La réalité paranoïaque d'Alice

Quoi que puissent en dire les médias spécialisés, Spicy Horse réalise le tour de force d'imposer leur vision d'un monde unique là où d'autres ont échoué.

D'ordinaire tout le monde cherche à fuir ses cauchemars lorsque nous nous y retrouvons prisonniers. Qui pourrait alors croire qu'il soit possible de s'y complaire, voire d'en redemander. Pour le comprendre, il ne faut pas hésiter à nous enfoncer dans la noirceur du pays des merveilles que nous ont concocté les studios de Spicy Horse.

Alice in chains

L'annonce de cette suite (puisqu'il s'agit d'un second opus) avait d'abord soufflé le chaud, le premier épisode ayant marqué les esprits de ses choix artistiques et techniques.
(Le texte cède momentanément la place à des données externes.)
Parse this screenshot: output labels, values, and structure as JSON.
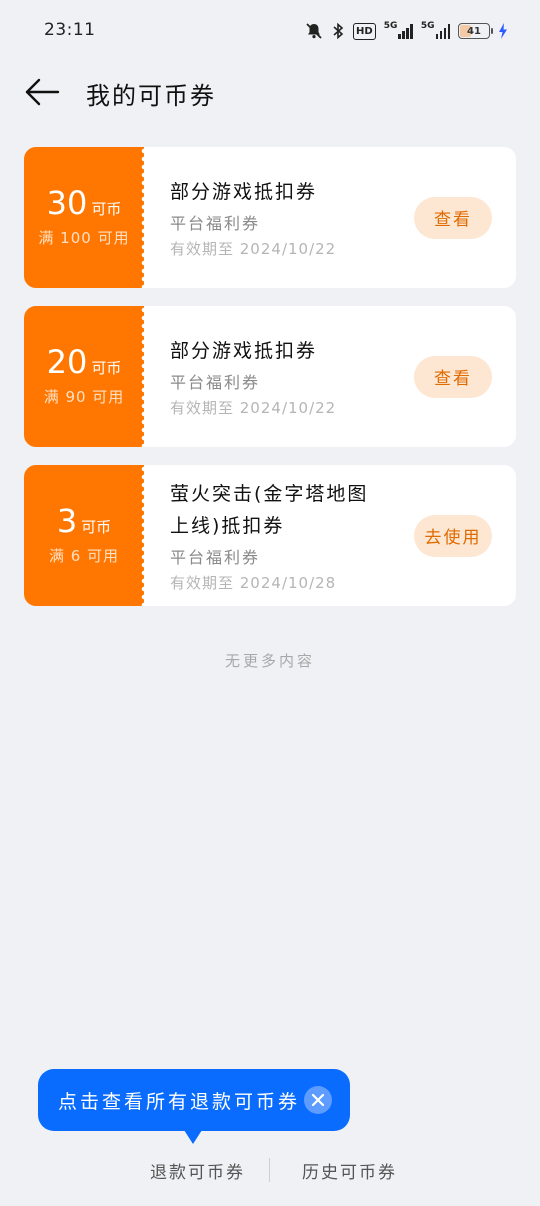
{
  "status_bar": {
    "time": "23:11",
    "network1_label": "5G",
    "network2_label": "5G",
    "hd_label": "HD",
    "battery_level": "41",
    "battery_percent": 41
  },
  "header": {
    "title": "我的可币券"
  },
  "coupons": [
    {
      "amount": "30",
      "unit": "可币",
      "condition": "满 100 可用",
      "name": "部分游戏抵扣券",
      "source": "平台福利券",
      "validity": "有效期至 2024/10/22",
      "action": "查看"
    },
    {
      "amount": "20",
      "unit": "可币",
      "condition": "满 90 可用",
      "name": "部分游戏抵扣券",
      "source": "平台福利券",
      "validity": "有效期至 2024/10/22",
      "action": "查看"
    },
    {
      "amount": "3",
      "unit": "可币",
      "condition": "满 6 可用",
      "name": "萤火突击(金字塔地图上线)抵扣券",
      "source": "平台福利券",
      "validity": "有效期至 2024/10/28",
      "action": "去使用"
    }
  ],
  "no_more": "无更多内容",
  "tooltip": {
    "text": "点击查看所有退款可币券"
  },
  "bottom_tabs": {
    "refund": "退款可币券",
    "history": "历史可币券"
  },
  "colors": {
    "accent": "#ff7700",
    "tooltip": "#0a6cff"
  }
}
Tout le monde espérait certainement autre chose que cette douche froide qu'a versée la presse spécialisée à la sortie de Retour au Pays de la Folie. Il ne faut pourtant voir à travers cette consternation qu'un nouvel égarement de la profession. Si prompte à s'enflammer à la moindre occasion pour de pseudos œuvres artistiques, elle conserve cette fâcheuse habitude de dénaturer injustement le talent là où il se trouve. La liste des reproches est forcément conséquente avec une qualité graphique en retard d'une génération et un gameplay aux défauts récurrents (caméra capricieuse, maniabilité rigide, jouabilité répétitive, etc.) pour appuyer cette position. La technique prend alors le pas sur l'aspect artistique dans le constat qui est dressé.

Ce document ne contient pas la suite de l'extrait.